My key takeaway from the fabulous book Essentialism is that you can only have one priority.
“Priority” is a singular word.
I simply cannot say that both my wife and my work are my priority. That’s a cop-out. It leads to me typing on my laptop while I try to have a conversation with her. Both will suffer when I don’t make a choice.
Leaders must make a choice.
The purpose of setting a priority is to make decisions really easy: this thing is the focus, so everything else has to get out of the way. My wife is home, so work goes away. No thinking required.
Personally, when I decided that Byrdseed.TV was my priority, it meant that I had to shut down my speaking career as quickly as possible. I couldn’t possibly do both well. There was a feeling of burning my boats. I couldn’t turn back. I couldn’t hide behind four other priorities. We should be truly committed when we set our priority.

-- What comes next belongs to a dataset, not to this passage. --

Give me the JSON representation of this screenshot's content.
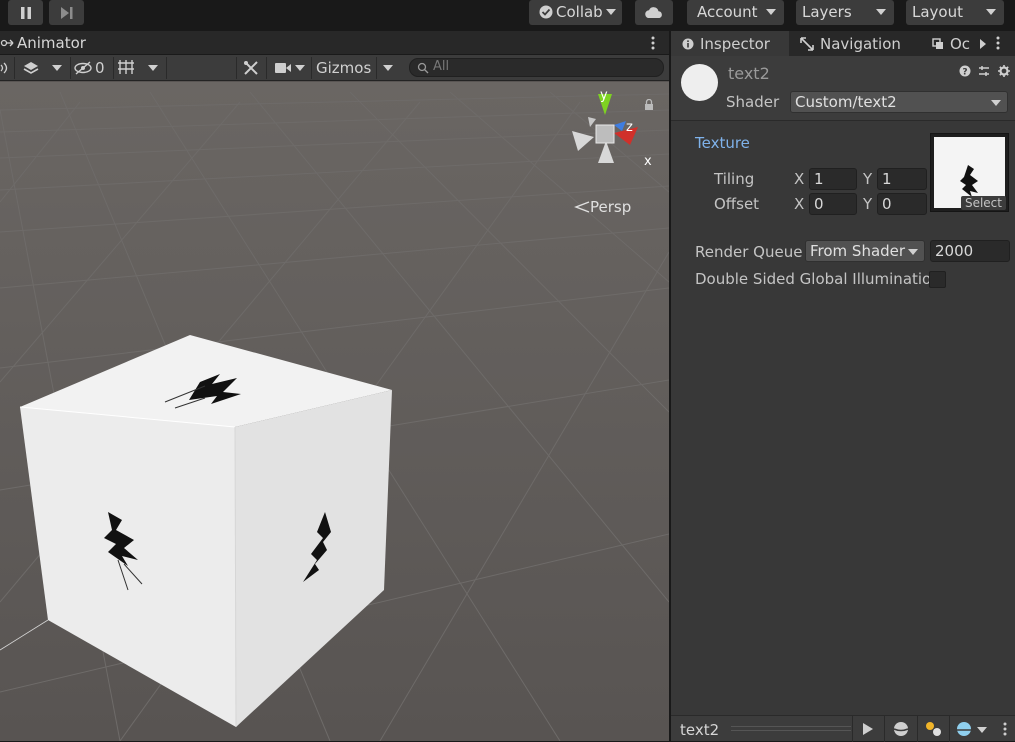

At the end of the week, I have either made progress or not on my priority.
Too many districts have five “priorities.” That’s impossible. How can you make headway in five directions at once? How do you know what to do when two priorities conflict?
And it’s a communication nightmare. Teachers won’t know what’s important if they’re asked to focus on five things.
So that’s really the test. Are you a leader? Ask the folks you lead what they think your priority is. Send it out in a personal email to each person: “I’m wondering, what do you think our priority has been with our program/school/district?”
You’ll know very quickly if you’ve established a clear priority or not!